Data center companies are starting to learn their lesson in North Carolina | Opinion
On June 8, the Charlotte City Council did something it almost never does. It told a fast-growing industry to wait. The unanimous vote for a 150-day moratorium on new data centers put Charlotte alongside dozens of Carolina communities that have hit pause in recent months, from Rowan and Cumberland counties to Holly Springs, Asheville, and across the state line in York, Chester, and Spartanburg counties.
It would be easy to read this as fear of technology or hostility to business. That reading is wrong, and it misses the real lesson.
Most of these communities are not slamming a door. They are admitting they were never handed the right tools. Town after town has discovered that its zoning code has no definition for a data center, which means no way to manage the noise, the water demand, and the enormous power load these facilities bring. Asheville’s own attorney said the city must act now so that any future project arrives under real rules. Holly Springs and Boiling Spring Lakes paused without a single proposal on the table. The moratorium is not a verdict on data centers. It is the only instrument these communities have to buy time to write the rules.

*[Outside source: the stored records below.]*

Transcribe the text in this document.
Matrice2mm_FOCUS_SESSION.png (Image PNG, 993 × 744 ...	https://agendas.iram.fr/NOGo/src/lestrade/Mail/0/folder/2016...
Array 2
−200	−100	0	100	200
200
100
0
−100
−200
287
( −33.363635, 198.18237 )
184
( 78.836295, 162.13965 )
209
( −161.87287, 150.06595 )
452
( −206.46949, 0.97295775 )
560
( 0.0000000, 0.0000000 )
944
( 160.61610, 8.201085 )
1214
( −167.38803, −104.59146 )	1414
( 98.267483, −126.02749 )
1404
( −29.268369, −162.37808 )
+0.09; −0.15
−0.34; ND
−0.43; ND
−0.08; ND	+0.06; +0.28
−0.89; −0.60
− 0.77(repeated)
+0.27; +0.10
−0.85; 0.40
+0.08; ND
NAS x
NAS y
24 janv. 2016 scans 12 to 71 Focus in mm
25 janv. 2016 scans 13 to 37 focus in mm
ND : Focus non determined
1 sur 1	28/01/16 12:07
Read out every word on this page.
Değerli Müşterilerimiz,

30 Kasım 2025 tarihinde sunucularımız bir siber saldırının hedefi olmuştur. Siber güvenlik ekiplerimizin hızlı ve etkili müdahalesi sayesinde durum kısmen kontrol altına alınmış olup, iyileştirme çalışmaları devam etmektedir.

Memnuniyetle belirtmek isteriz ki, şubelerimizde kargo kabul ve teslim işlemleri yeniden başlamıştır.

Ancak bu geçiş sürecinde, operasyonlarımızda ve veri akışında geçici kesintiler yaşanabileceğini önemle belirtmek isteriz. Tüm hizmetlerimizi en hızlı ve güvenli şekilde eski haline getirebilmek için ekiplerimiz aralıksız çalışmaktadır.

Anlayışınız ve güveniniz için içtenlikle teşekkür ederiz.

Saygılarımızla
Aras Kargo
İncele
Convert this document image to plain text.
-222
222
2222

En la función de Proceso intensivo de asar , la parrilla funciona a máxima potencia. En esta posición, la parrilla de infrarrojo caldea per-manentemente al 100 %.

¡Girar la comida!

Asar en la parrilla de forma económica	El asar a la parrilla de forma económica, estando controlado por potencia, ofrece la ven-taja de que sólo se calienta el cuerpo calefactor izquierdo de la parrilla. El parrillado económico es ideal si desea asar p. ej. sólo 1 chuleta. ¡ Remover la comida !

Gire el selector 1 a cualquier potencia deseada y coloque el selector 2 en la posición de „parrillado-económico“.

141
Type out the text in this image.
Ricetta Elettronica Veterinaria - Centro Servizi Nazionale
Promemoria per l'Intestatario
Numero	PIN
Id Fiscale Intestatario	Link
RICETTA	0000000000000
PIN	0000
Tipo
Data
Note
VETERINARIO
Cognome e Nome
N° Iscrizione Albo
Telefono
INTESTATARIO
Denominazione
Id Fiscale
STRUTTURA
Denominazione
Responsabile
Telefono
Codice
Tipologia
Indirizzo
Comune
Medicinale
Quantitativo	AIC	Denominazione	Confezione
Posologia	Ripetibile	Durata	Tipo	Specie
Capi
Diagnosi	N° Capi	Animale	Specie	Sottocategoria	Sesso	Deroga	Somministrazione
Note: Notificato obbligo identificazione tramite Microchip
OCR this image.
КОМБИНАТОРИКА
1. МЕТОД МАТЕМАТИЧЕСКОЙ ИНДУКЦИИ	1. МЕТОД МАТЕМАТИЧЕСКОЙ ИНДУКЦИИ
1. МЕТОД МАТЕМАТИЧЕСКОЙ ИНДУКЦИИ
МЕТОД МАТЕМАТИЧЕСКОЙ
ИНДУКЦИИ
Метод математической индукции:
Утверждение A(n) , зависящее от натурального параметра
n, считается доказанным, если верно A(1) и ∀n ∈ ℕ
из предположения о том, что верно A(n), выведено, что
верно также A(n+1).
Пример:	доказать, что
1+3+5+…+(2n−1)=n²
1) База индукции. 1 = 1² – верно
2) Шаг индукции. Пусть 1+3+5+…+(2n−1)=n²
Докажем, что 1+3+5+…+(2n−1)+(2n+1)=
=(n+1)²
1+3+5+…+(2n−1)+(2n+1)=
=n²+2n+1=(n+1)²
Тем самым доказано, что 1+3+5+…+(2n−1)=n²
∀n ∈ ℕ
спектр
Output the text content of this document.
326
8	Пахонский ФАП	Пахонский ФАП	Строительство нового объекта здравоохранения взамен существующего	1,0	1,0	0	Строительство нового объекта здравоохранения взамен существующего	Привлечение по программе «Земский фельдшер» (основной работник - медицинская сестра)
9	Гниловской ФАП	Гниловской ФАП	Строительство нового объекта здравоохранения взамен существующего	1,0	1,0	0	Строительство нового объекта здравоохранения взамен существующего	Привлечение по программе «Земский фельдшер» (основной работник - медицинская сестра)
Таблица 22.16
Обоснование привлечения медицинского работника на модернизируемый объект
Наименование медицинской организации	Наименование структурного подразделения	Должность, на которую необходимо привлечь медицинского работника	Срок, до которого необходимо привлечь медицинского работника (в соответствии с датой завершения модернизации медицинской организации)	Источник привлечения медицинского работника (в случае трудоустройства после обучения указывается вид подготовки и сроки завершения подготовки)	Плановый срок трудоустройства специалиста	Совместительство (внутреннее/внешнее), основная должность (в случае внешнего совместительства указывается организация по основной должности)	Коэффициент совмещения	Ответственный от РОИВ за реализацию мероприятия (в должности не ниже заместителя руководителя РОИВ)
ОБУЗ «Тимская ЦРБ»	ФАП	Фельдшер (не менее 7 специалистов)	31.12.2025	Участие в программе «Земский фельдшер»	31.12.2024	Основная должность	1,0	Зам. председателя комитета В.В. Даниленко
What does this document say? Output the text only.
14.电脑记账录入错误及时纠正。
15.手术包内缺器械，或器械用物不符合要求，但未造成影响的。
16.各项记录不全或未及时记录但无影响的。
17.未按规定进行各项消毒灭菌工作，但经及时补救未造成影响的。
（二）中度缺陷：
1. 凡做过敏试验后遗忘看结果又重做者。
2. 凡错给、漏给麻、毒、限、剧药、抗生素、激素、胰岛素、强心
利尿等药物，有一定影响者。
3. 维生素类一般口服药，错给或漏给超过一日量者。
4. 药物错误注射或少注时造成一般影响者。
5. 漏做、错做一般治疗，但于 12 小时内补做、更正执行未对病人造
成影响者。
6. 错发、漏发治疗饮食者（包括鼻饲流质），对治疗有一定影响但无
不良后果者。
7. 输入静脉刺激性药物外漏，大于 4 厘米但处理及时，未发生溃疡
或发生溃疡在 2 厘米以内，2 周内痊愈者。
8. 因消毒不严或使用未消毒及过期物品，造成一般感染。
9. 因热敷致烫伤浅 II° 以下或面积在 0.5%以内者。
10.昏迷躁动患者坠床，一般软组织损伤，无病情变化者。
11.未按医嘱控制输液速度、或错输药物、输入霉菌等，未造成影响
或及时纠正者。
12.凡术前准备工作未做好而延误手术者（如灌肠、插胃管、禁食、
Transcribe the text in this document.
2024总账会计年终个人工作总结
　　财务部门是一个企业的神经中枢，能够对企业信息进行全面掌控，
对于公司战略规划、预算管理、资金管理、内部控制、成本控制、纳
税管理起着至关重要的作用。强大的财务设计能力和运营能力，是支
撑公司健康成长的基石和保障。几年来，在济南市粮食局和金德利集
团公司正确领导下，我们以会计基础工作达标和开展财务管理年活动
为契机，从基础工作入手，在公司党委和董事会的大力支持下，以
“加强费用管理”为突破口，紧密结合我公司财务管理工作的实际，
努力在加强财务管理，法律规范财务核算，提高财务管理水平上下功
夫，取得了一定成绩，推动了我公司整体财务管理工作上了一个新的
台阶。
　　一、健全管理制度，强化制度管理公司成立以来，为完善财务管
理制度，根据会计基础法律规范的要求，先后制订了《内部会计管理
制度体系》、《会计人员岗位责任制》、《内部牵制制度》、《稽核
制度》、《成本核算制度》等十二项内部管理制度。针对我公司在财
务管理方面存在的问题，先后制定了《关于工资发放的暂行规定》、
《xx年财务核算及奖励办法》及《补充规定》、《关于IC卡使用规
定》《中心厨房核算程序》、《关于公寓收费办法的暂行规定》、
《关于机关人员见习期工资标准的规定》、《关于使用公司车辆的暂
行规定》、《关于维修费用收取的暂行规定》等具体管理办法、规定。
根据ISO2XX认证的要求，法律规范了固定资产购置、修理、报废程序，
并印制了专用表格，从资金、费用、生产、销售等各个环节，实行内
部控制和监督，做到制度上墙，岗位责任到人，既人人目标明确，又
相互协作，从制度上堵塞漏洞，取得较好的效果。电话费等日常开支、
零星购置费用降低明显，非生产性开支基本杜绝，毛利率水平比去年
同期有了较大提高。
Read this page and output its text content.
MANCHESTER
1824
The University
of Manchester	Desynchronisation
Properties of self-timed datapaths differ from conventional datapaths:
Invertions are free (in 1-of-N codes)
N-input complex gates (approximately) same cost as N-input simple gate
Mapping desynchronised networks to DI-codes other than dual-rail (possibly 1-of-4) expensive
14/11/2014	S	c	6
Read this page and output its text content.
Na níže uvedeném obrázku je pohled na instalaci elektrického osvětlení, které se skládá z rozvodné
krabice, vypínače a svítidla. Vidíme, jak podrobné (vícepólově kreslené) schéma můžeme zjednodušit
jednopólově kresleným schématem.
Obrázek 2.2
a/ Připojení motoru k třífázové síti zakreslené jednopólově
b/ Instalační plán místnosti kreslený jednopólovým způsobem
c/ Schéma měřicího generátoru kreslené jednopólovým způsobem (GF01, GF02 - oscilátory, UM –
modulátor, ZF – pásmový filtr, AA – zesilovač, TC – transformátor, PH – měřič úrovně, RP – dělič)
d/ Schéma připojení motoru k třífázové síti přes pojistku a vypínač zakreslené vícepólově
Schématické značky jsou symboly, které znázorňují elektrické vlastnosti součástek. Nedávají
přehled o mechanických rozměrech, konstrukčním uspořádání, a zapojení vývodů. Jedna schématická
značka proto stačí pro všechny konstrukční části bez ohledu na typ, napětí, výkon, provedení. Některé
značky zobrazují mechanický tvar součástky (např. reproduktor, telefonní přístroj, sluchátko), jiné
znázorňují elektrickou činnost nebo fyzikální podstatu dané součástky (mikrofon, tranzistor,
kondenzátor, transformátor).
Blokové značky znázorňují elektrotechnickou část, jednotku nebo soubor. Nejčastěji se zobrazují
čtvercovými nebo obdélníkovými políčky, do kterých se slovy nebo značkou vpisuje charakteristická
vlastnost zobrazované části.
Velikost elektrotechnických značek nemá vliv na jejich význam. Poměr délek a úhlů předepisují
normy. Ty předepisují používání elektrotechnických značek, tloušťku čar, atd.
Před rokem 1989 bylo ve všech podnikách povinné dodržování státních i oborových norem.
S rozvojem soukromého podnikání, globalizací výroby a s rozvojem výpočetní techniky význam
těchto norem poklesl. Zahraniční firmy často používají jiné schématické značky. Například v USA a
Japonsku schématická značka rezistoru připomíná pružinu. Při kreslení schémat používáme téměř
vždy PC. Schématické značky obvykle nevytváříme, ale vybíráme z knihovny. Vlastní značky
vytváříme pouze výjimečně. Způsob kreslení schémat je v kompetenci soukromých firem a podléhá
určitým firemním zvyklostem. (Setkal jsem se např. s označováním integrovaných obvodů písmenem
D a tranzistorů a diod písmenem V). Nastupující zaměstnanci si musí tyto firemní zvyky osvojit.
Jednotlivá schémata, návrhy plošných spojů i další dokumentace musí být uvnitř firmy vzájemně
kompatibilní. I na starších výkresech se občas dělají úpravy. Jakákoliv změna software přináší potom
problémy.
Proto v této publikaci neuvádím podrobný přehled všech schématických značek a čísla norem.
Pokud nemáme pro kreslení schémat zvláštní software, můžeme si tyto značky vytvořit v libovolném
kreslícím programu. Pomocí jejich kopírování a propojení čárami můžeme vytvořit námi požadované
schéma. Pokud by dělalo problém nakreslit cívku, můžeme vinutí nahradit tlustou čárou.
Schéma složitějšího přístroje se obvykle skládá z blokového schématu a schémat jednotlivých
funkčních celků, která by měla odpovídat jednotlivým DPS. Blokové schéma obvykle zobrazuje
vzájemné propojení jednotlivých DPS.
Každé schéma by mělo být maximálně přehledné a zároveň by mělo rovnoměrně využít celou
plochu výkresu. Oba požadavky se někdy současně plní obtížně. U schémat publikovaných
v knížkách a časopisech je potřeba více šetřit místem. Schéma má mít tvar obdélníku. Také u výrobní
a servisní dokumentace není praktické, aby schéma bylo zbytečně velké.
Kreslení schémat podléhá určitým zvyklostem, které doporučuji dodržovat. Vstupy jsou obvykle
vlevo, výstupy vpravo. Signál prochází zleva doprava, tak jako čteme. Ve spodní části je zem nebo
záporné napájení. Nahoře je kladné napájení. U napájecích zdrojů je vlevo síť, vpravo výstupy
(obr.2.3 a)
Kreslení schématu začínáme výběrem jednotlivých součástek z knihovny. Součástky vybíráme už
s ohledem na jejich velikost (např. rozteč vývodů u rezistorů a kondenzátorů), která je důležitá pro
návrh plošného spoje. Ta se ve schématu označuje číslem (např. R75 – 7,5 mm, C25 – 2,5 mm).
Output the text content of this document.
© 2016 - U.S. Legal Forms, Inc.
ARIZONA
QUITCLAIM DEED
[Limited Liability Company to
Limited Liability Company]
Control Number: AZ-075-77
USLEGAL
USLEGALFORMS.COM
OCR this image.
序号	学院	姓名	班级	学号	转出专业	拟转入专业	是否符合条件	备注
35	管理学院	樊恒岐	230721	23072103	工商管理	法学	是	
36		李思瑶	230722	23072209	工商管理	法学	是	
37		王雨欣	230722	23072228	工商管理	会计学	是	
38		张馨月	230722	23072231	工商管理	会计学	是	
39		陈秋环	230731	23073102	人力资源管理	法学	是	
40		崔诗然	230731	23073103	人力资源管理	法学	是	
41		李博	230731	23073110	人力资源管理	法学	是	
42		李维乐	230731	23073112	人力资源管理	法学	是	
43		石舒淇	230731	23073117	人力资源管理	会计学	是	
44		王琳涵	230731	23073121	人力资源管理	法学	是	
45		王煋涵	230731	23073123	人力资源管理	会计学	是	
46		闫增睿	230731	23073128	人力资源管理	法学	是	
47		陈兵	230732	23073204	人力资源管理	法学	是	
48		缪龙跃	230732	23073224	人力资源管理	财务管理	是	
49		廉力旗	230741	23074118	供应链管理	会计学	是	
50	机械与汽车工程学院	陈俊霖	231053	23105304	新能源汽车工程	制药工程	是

The projects that have already unraveled make the lesson plain. They did not stumble on their merits. They stumbled on conduct.
In Marion County, SC, officials approved a $2.4 billion project in January, during a winter storm, after signing non-disclosure agreements that kept residents in the dark until after the vote. The project later fell apart when the developer could not secure power for the site in time, and a community that had been shut out had no reason to help save it. In Stokes County, NC, commissioners rezoned roughly 1,845 acres along the Dan River for a hyperscale complex, overriding their own planning board and approving the change before an end user was even named. The land holds Saura tribal sites and the cemeteries of the Hairston family. A lawsuit followed, and by April the county had voided its own decision and conceded it failed to give residents proper notice. The developer must start over.
These were not anti-business communities. They were communities asked to absorb something enormous before they were allowed to understand it. Trust lost that way does not return at the permitting stage. It is gone before the application is ever filed.
Data centers are important infrastructure. They store medical records, process payments, and run the everyday apps that families and businesses depend on, and they can bring real investment to places that need it. But a community is not an obstacle to be cleared at the end of a process. It is a partner that has to live with the result for decades.
The good news is that most of this conflict was avoidable. It is avoidable when a company shows up before the vote instead of after it. It is avoidable when it states plainly what it is building, what the benefits are, and where the genuine trade-offs lie. It is avoidable when it listens in good faith and shows how it intends to be a responsible neighbor long after the ribbon is cut. In Person County, Microsoft committed publicly to pay its own way so that residents would not see higher power bills. That is what good faith looks like.
The companies now treating Carolina communities as full stakeholders will still be building when these moratoriums lift. The ones counting on the size of their check will keep starting over, in Stokes County and everywhere the same mistakes repeat.
A pause is not a no. It is a community asking to be respected. The smartest players in this industry will hear it that way.
Colton R. Overcash is the founder and managing principal of Vertex Strategies, a government relations, public affairs, and strategic advisory firm based in Charlotte. He previously served as a presidential appointee at the U.S. Department of Homeland Security and as a congressional staffer to U.S. Senator Thom Tillis and U.S. Representative Virginia Foxx.